This Silverton Consulting (SCI) Storage Intelligence (StorInt™) Dispatch provides a summary of Seagate, LSI, and IBM’s collaboration in new options for securing disk data on LSI mega-RAID and control units based storage.
Just about once a month we see news of another data security breach releasing 1000s to millions of credit card and/or social security numbers. Up til now these have been mostly due to laptop or tape cartridge loss. However, data security is not limited to laptops and tape. All that data residing on tapes originated on data center disk storage.

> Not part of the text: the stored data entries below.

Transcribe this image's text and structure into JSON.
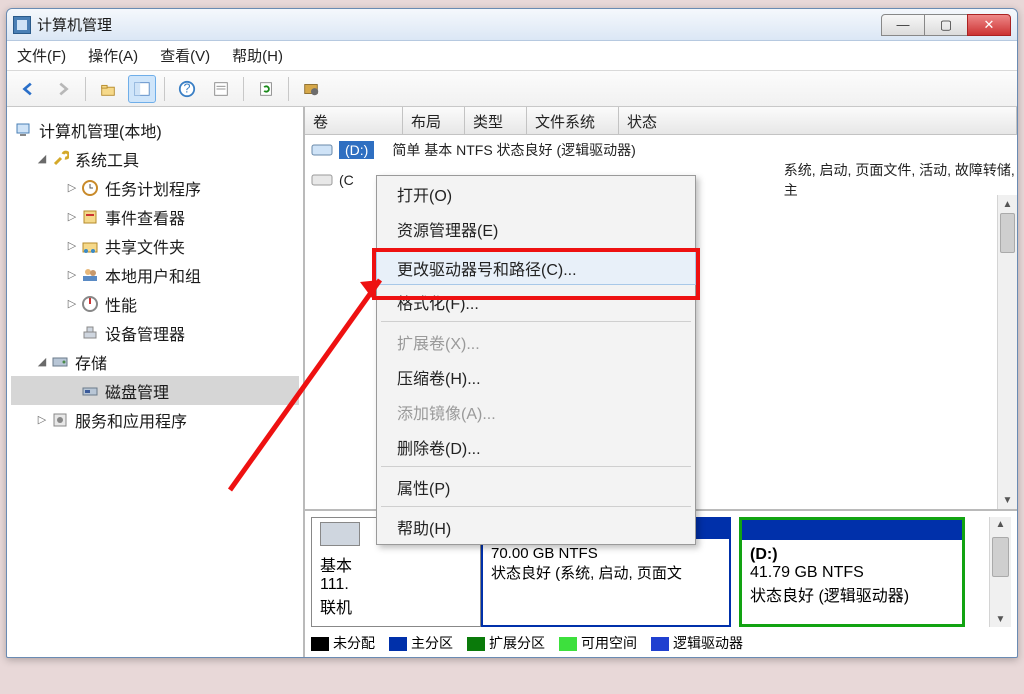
{
  "window": {
    "title": "计算机管理"
  },
  "menubar": {
    "file": "文件(F)",
    "action": "操作(A)",
    "view": "查看(V)",
    "help": "帮助(H)"
  },
  "tree": {
    "root": "计算机管理(本地)",
    "systools": "系统工具",
    "task": "任务计划程序",
    "event": "事件查看器",
    "shared": "共享文件夹",
    "users": "本地用户和组",
    "perf": "性能",
    "device": "设备管理器",
    "storage": "存储",
    "diskmgmt": "磁盘管理",
    "services": "服务和应用程序"
  },
  "list": {
    "hdr_vol": "卷",
    "hdr_layout": "布局",
    "hdr_type": "类型",
    "hdr_fs": "文件系统",
    "hdr_status": "状态",
    "row_d_label": "(D:)",
    "row_d_rest": "简单    基本    NTFS        状态良好 (逻辑驱动器)",
    "row_c_label": "(C",
    "row_c_rest": "系统, 启动, 页面文件, 活动, 故障转储, 主"
  },
  "context": {
    "open": "打开(O)",
    "explore": "资源管理器(E)",
    "change": "更改驱动器号和路径(C)...",
    "format": "格式化(F)...",
    "extend": "扩展卷(X)...",
    "shrink": "压缩卷(H)...",
    "mirror": "添加镜像(A)...",
    "delete": "删除卷(D)...",
    "props": "属性(P)",
    "help": "帮助(H)"
  },
  "diskpane": {
    "disk_label": "基本",
    "disk_size": "111.",
    "disk_online": "联机",
    "part_c_status": "状态良好 (系统, 启动, 页面文",
    "part_c_fs": "70.00 GB NTFS",
    "part_d_label": "(D:)",
    "part_d_size": "41.79 GB NTFS",
    "part_d_status": "状态良好 (逻辑驱动器)"
  },
  "legend": {
    "unalloc": "未分配",
    "primary": "主分区",
    "extended": "扩展分区",
    "free": "可用空间",
    "logical": "逻辑驱动器"
  }
}
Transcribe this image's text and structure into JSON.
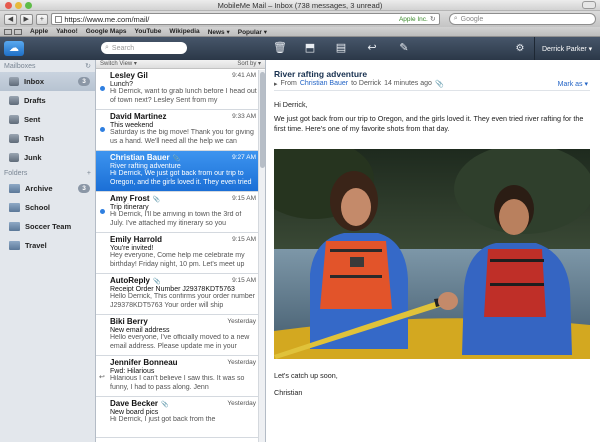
{
  "browser": {
    "window_title": "MobileMe Mail – Inbox (738 messages, 3 unread)",
    "url": "https://www.me.com/mail/",
    "secure_label": "Apple Inc.",
    "search_placeholder": "Google",
    "bookmarks": [
      "Apple",
      "Yahoo!",
      "Google Maps",
      "YouTube",
      "Wikipedia",
      "News ▾",
      "Popular ▾"
    ]
  },
  "app": {
    "search_placeholder": "Search",
    "user_name": "Derrick Parker ▾"
  },
  "sidebar": {
    "mailboxes_label": "Mailboxes",
    "folders_label": "Folders",
    "mailboxes": [
      {
        "label": "Inbox",
        "badge": "3"
      },
      {
        "label": "Drafts"
      },
      {
        "label": "Sent"
      },
      {
        "label": "Trash"
      },
      {
        "label": "Junk"
      }
    ],
    "folders": [
      {
        "label": "Archive",
        "badge": "3"
      },
      {
        "label": "School"
      },
      {
        "label": "Soccer Team"
      },
      {
        "label": "Travel"
      }
    ]
  },
  "list": {
    "switch_view": "Switch View ▾",
    "sort_by": "Sort by ▾",
    "messages": [
      {
        "from": "Lesley Gil",
        "time": "9:41 AM",
        "subject": "Lunch?",
        "preview": "Hi Derrick, want to grab lunch before I head out of town next? Lesley Sent from my",
        "unread": true
      },
      {
        "from": "David Martinez",
        "time": "9:33 AM",
        "subject": "This weekend",
        "preview": "Saturday is the big move! Thank you for giving us a hand. We'll need all the help we can",
        "unread": true
      },
      {
        "from": "Christian Bauer",
        "time": "9:27 AM",
        "subject": "River rafting adventure",
        "preview": "Hi Derrick, We just got back from our trip to Oregon, and the girls loved it. They even tried",
        "selected": true,
        "attachment": "📎"
      },
      {
        "from": "Amy Frost",
        "time": "9:15 AM",
        "subject": "Trip itinerary",
        "preview": "Hi Derrick, I'll be arriving in town the 3rd of July. I've attached my itinerary so you",
        "unread": true,
        "attachment": "📎"
      },
      {
        "from": "Emily Harrold",
        "time": "9:15 AM",
        "subject": "You're invited!",
        "preview": "Hey everyone, Come help me celebrate my birthday! Friday night, 10 pm. Let's meet up"
      },
      {
        "from": "AutoReply",
        "time": "9:15 AM",
        "subject": "Receipt Order Number J29378KDT5763",
        "preview": "Hello Derrick, This confirms your order number J29378KDT5763 Your order will ship",
        "attachment": "📎"
      },
      {
        "from": "Biki Berry",
        "time": "Yesterday",
        "subject": "New email address",
        "preview": "Hello everyone, I've officially moved to a new email address. Please update me in your Contacts."
      },
      {
        "from": "Jennifer Bonneau",
        "time": "Yesterday",
        "subject": "Fwd: Hilarious",
        "preview": "Hilarious I can't believe I saw this. It was so funny, I had to pass along. Jenn",
        "replied": true
      },
      {
        "from": "Dave Becker",
        "time": "Yesterday",
        "subject": "New board pics",
        "preview": "Hi Derrick, I just got back from the",
        "attachment": "📎"
      }
    ]
  },
  "reader": {
    "subject": "River rafting adventure",
    "from_label": "From",
    "sender": "Christian Bauer",
    "sent_time": "to Derrick",
    "sent_ago": "14 minutes ago",
    "mark_as": "Mark as ▾",
    "greeting": "Hi Derrick,",
    "paragraph": "We just got back from our trip to Oregon, and the girls loved it. They even tried river rafting for the first time. Here’s one of my favorite shots from that day.",
    "closing": "Let's catch up soon,",
    "signature": "Christian"
  },
  "colors": {
    "header_bg": "#2b3848",
    "selected_row": "#1b6fd6",
    "link_blue": "#2364c6",
    "unread_dot": "#2f7fe0"
  },
  "icons": {
    "toolbar": [
      "trash-icon",
      "archive-box-icon",
      "move-folder-icon",
      "reply-icon",
      "compose-icon",
      "gear-icon"
    ]
  }
}
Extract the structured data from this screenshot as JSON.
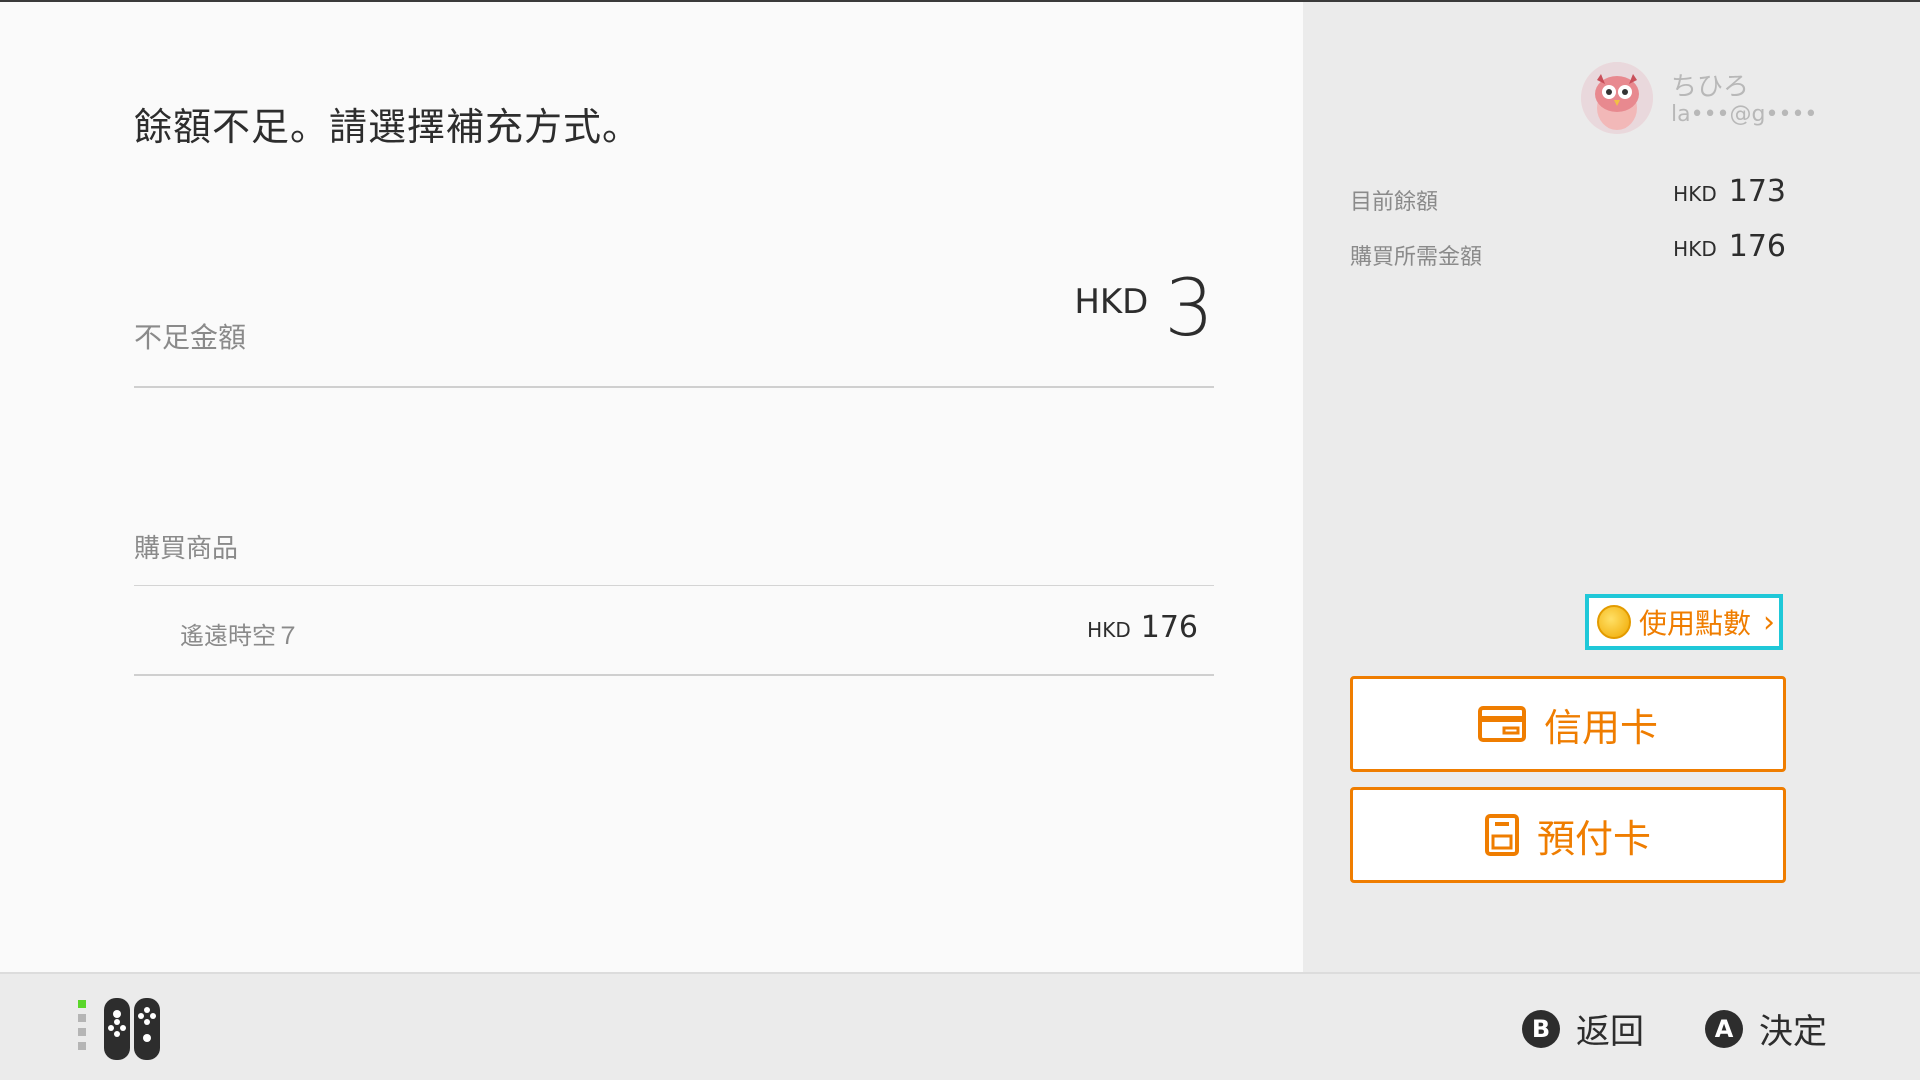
{
  "headline": "餘額不足。請選擇補充方式。",
  "shortfall": {
    "label": "不足金額",
    "currency": "HKD",
    "amount": "3"
  },
  "items": {
    "label": "購買商品",
    "rows": [
      {
        "name": "遙遠時空７",
        "currency": "HKD",
        "price": "176"
      }
    ]
  },
  "account": {
    "name": "ちひろ",
    "email": "la•••@g••••"
  },
  "balance": {
    "current_label": "目前餘額",
    "current_currency": "HKD",
    "current_value": "173",
    "required_label": "購買所需金額",
    "required_currency": "HKD",
    "required_value": "176"
  },
  "actions": {
    "use_points": "使用點數",
    "credit_card": "信用卡",
    "prepaid_card": "預付卡"
  },
  "footer": {
    "back_key": "B",
    "back_label": "返回",
    "confirm_key": "A",
    "confirm_label": "決定"
  },
  "colors": {
    "accent_orange": "#ef7d00",
    "focus_cyan": "#1fc8d8",
    "text_dark": "#2d2d2d",
    "text_muted": "#8a8a8a"
  },
  "icons": {
    "points": "coin-icon",
    "credit_card": "credit-card-icon",
    "prepaid_card": "prepaid-card-icon",
    "chevron": "chevron-right-icon",
    "controller": "joycon-icon"
  }
}
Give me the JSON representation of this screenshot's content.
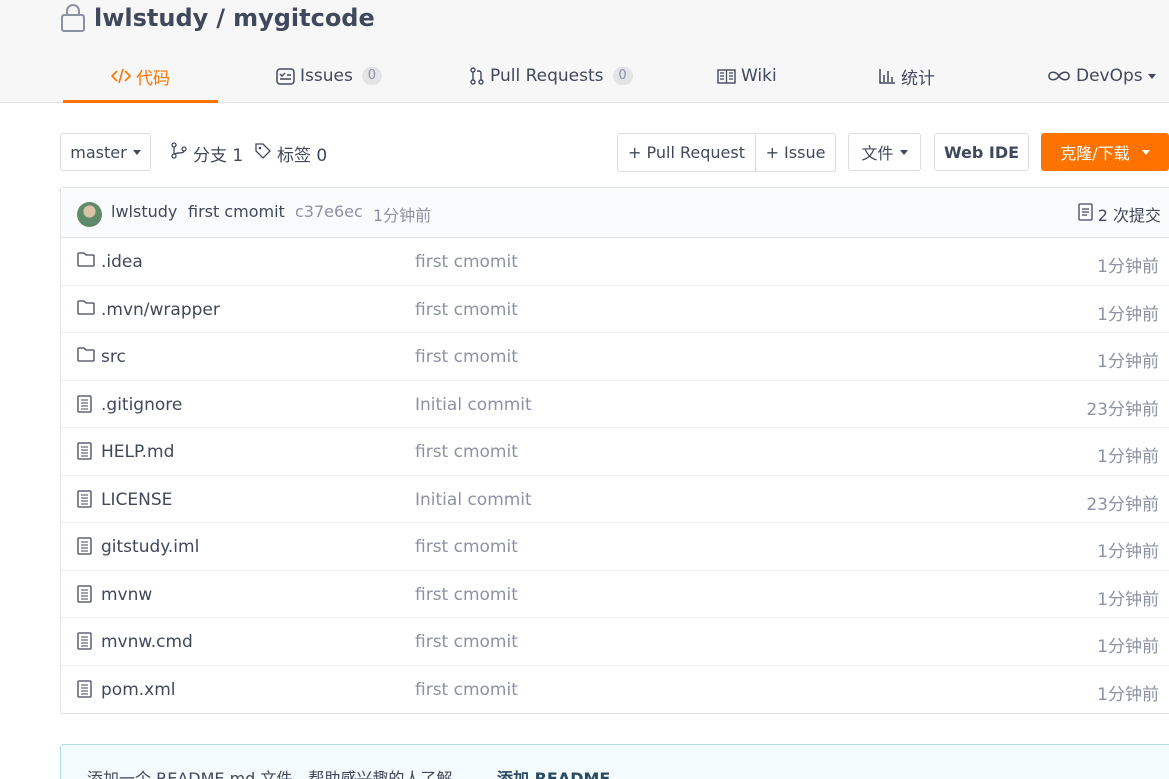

Consequently, one problem is all disk drives are ultimately removed from data center protection for re-sale, re-furbishing, or servicing. Today, once a drive leaves the protection of a data center, data on that disk can be read at will. Tomorrow, if the data is on an encrypted drive with protection enabled, data cannot be read at all.
There are many points where data being stored could be encrypted – at the host, in the network/appliance, at the controller, or at the drive. There are advantages and disadvantages to each of them:
- Host encryption burns up host based MIPs and encrypted data cannot be compressed, or de-duplicated. Indexing and searching only work if the data is indexed/searched from hosts who have access to the encryption keys/software. Host encryption protects not only data-at-rest but also data-in-flight. Also, to support DR requirements the host software and the encryption keys would need to be available at the secondary site. Having lots of cipher text available to anyone listening allows certain cryptographic attacks which can be used to crack the keys being used.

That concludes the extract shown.